Pu, hari ini dunia masih bicara dengan semua. dengan jeda dan irama. terima apa saja yang ada.
bedanya sedih atau bahagia yang dirasa. di dalam kubur sana, ada apa?
kau tak tau, Pu? aku juga. hari ini aku sibuk memungut kelopak bunga segar yang melepaskan diri dari tangkai yang katanya sudah tidak kuat menerima semua yang ringan apalagi berat.
Pu, pagi ini embun lebih banyak daripada keringatku sendiri. tau kan Pu, maksudku? iya. aku tidak melompat, berlari, atau berjalan hari ini. kaki ku masih di dalam selimut. ku tutup rapat-rapat. takut rayap salah tangkap dan kakiku disantap.
Pu, bagaimana pagi disana? kau dekatkah, denganNya? bisa kau bisikan doaku, Pu? doa yang sama saat kau masih ada. "ambil aku juga"kau tidak tau Pu, bagaimana rasanya dunia tanpa orang yang ku cinta. kopi pahit pun tidak dapat dicerna, daging lembut pun tidak dapat direbut, selai stroberimu juga semakin membusuk. belum ku pindahkan dari rak kulkasmu paling atas.
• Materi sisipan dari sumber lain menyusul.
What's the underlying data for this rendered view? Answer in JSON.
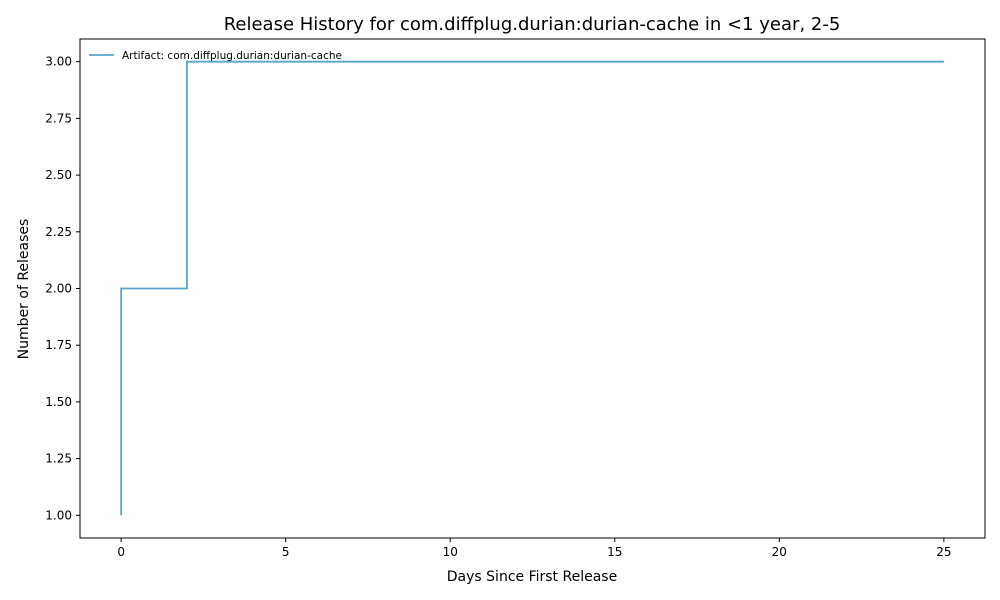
{
  "chart_data": {
    "type": "line",
    "step": "post",
    "title": "Release History for com.diffplug.durian:durian-cache in <1 year, 2-5",
    "xlabel": "Days Since First Release",
    "ylabel": "Number of Releases",
    "xlim": [
      -1.25,
      26.25
    ],
    "ylim": [
      0.9,
      3.1
    ],
    "xticks": [
      0,
      5,
      10,
      15,
      20,
      25
    ],
    "xtick_labels": [
      "0",
      "5",
      "10",
      "15",
      "20",
      "25"
    ],
    "yticks": [
      1.0,
      1.25,
      1.5,
      1.75,
      2.0,
      2.25,
      2.5,
      2.75,
      3.0
    ],
    "ytick_labels": [
      "1.00",
      "1.25",
      "1.50",
      "1.75",
      "2.00",
      "2.25",
      "2.50",
      "2.75",
      "3.00"
    ],
    "grid": false,
    "legend_position": "top-left",
    "series": [
      {
        "name": "Artifact: com.diffplug.durian:durian-cache",
        "color": "#5ba3c9",
        "x": [
          0,
          0,
          2,
          25
        ],
        "y": [
          1,
          2,
          3,
          3
        ]
      }
    ]
  }
}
Pu, bagaimana? gelapkah? kalau aku sang penemu lampu, akan kubuat satu yang bisa selama-lamanya menerangimu disana, Pu.
adakah yang secantik matahari saat sore bersamamu, Pu? kacamataku butuh tangan lembutmu untuk membersihkannya. untuk jernih ku lihat dunia apa yang masih tersisa meski kau tak ada.
yang kau bilang cerah ini, yang kau bilang indah ini, tidak bagiku Pu. sekalipun aku bisa melihat bagaimana orang tertawa, bagaimana orang bahagia namun tidak Pu. tidak untukku. aku lah si kelopak yang memilih untuk jatuh denganmu daripada melihat matahari setiap pagi yang menyilaukan mata tanpamu itu.
Pu, bagaimana? kelopak matamu memberi kesempatan untuk melihat yang kau pijak sekarang tidak , Pu?
Pu, aku bosan mengatakan aku merindukanmu. orang-orang berkata aku harus mendoakanmu. aku bosan Pu, aku bosan harus berdoa bagaimana supaya aku kembali bertemu denganmu?